As these red early warning signs get revealed the residents’ association is getting a number of enquiries about what this means for Camden residents. Last month an A5 flyer was delivered too. Hopefully this blogpost will put people’s minds at rest.
If you watch this short video from the Council you should get a an idea of what is in store on March 15th next year. There’s one ambiguous bit near the start where a distinction is being drawn between ‘cars’ and ‘vehicles’. Anyone driving a car is quite unaffected by this scheme.

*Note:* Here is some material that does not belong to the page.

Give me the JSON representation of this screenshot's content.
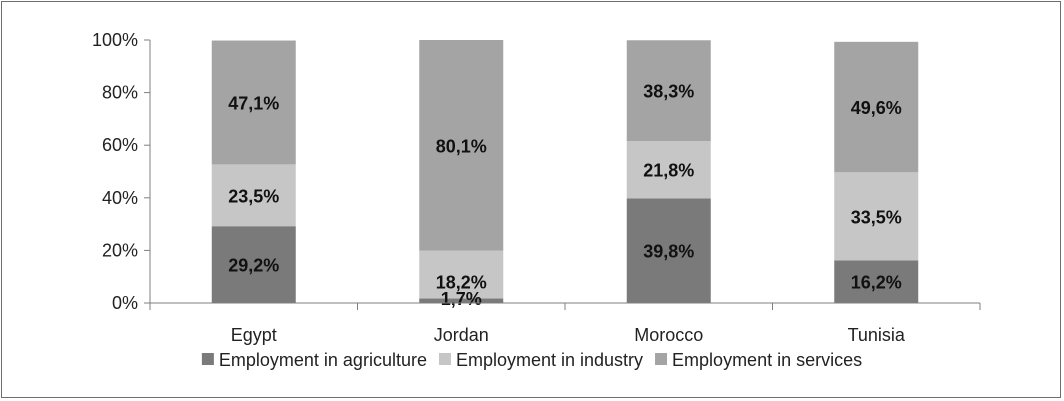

Here’s a map of the inner city ‘clean air zone’. As a driver, whichever way you want to enter the zone you will always have to go through one of the boundary points. For drivers coming and going north and east will be confronted with boundary points on Lansdown Road, Camden Road or London Road which we’ve highlighted with arrows. (If you got out a magnifying glass you could see that the boundary has been mis-drawn on Camden Road – it is nearer Gay’s Hill – not adjacent to St Stephen’s Road. Later versions have this corrected).

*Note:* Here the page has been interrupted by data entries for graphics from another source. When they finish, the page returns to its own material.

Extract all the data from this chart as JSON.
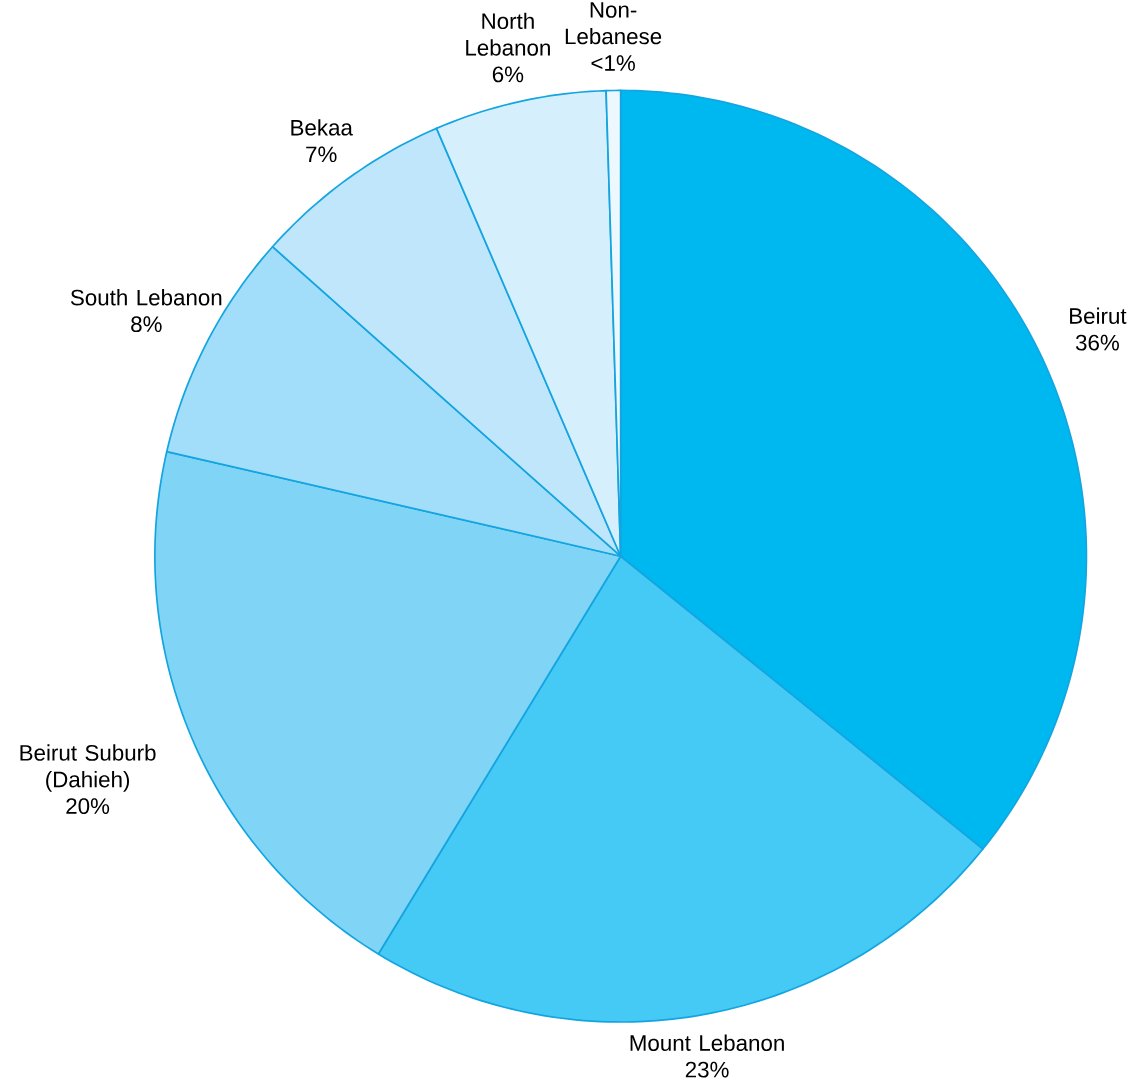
{
  "chart_data": {
    "type": "pie",
    "categories": [
      "Beirut",
      "Mount Lebanon",
      "Beirut Suburb (Dahieh)",
      "South Lebanon",
      "Bekaa",
      "North Lebanon",
      "Non-Lebanese"
    ],
    "values": [
      36,
      23,
      20,
      8,
      7,
      6,
      0.5
    ],
    "value_labels": [
      "36%",
      "23%",
      "20%",
      "8%",
      "7%",
      "6%",
      "<1%"
    ],
    "colors": [
      "#00b8f0",
      "#45c9f5",
      "#80d5f7",
      "#a2def9",
      "#bfe6fa",
      "#d6effc",
      "#ecf8fe"
    ]
  }
}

Anyone driving a standard car, resident or not, will not be impeded in any way and there will be no charge. Because of the way the rules work, it will be just drivers of larger vehicles who will have to consider whether to enter the zone and get charged or not. Even if they do, they have seven days to pay.

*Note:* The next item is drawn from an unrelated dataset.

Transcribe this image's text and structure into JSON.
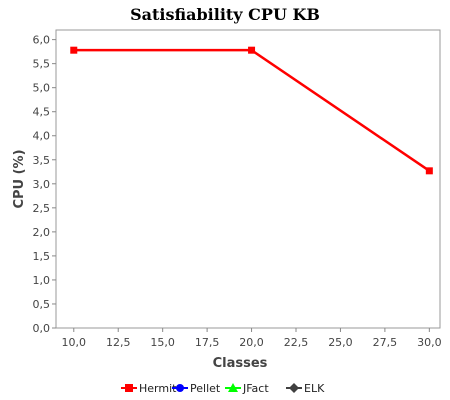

Why is the Council adopting this scheme; only the third scheme to be introduced to a city into this country? The answer is to expedite the general reduction in exhaust pollution by charging drivers of the highest polluting vehicles to enter the zone. There are several pollution hotspots in the city which the CAZ plan should address.
There is some concern from residents on Belgrave Crescent that drivers who will get to the boundary will backtrack down their road. If this happens at all it should be negligible for three main reasons:
- The CAZ will only affect drivers of larger vehicles, not cars, of which there are relatively few,
- Reaching the CAZ boundary before deciding not to proceed and then finding there is no alternative to turning round will be a ‘one off’ experience for a driver,
- They are far more likely to carry on and pay the daily charge.
Unfortunately for Camden, as a whole, it will have virtually no effect on traffic levels and air pollution as most of the traffic is made up of cars and buses which remain unimpeded. It is for this reason that the CRA has been putting all its efforts into campaigning for our area to become a ‘Liveable Neighbourhood’, which is another, more recent, council scheme and will be trialled in several parts of Bath soon. As yet, we do not know whether we will be successful in our bid. To add weight to our campaign do please sign up here and join the other 158 people believing in the same cause. To find out more about Liveable Neighbourhoods please click here.
We hope this has been helpful in allaying fears for residents in March next year and provided a pointer to something much more hopeful for residents living and owning cars, or for anyone walking and cycling through Camden in the future.
For residents of Belgrave Crescent committee member, Rachel Demuth, and I have gone through this in a lot of detail and have eventually arrived at the same conclusion.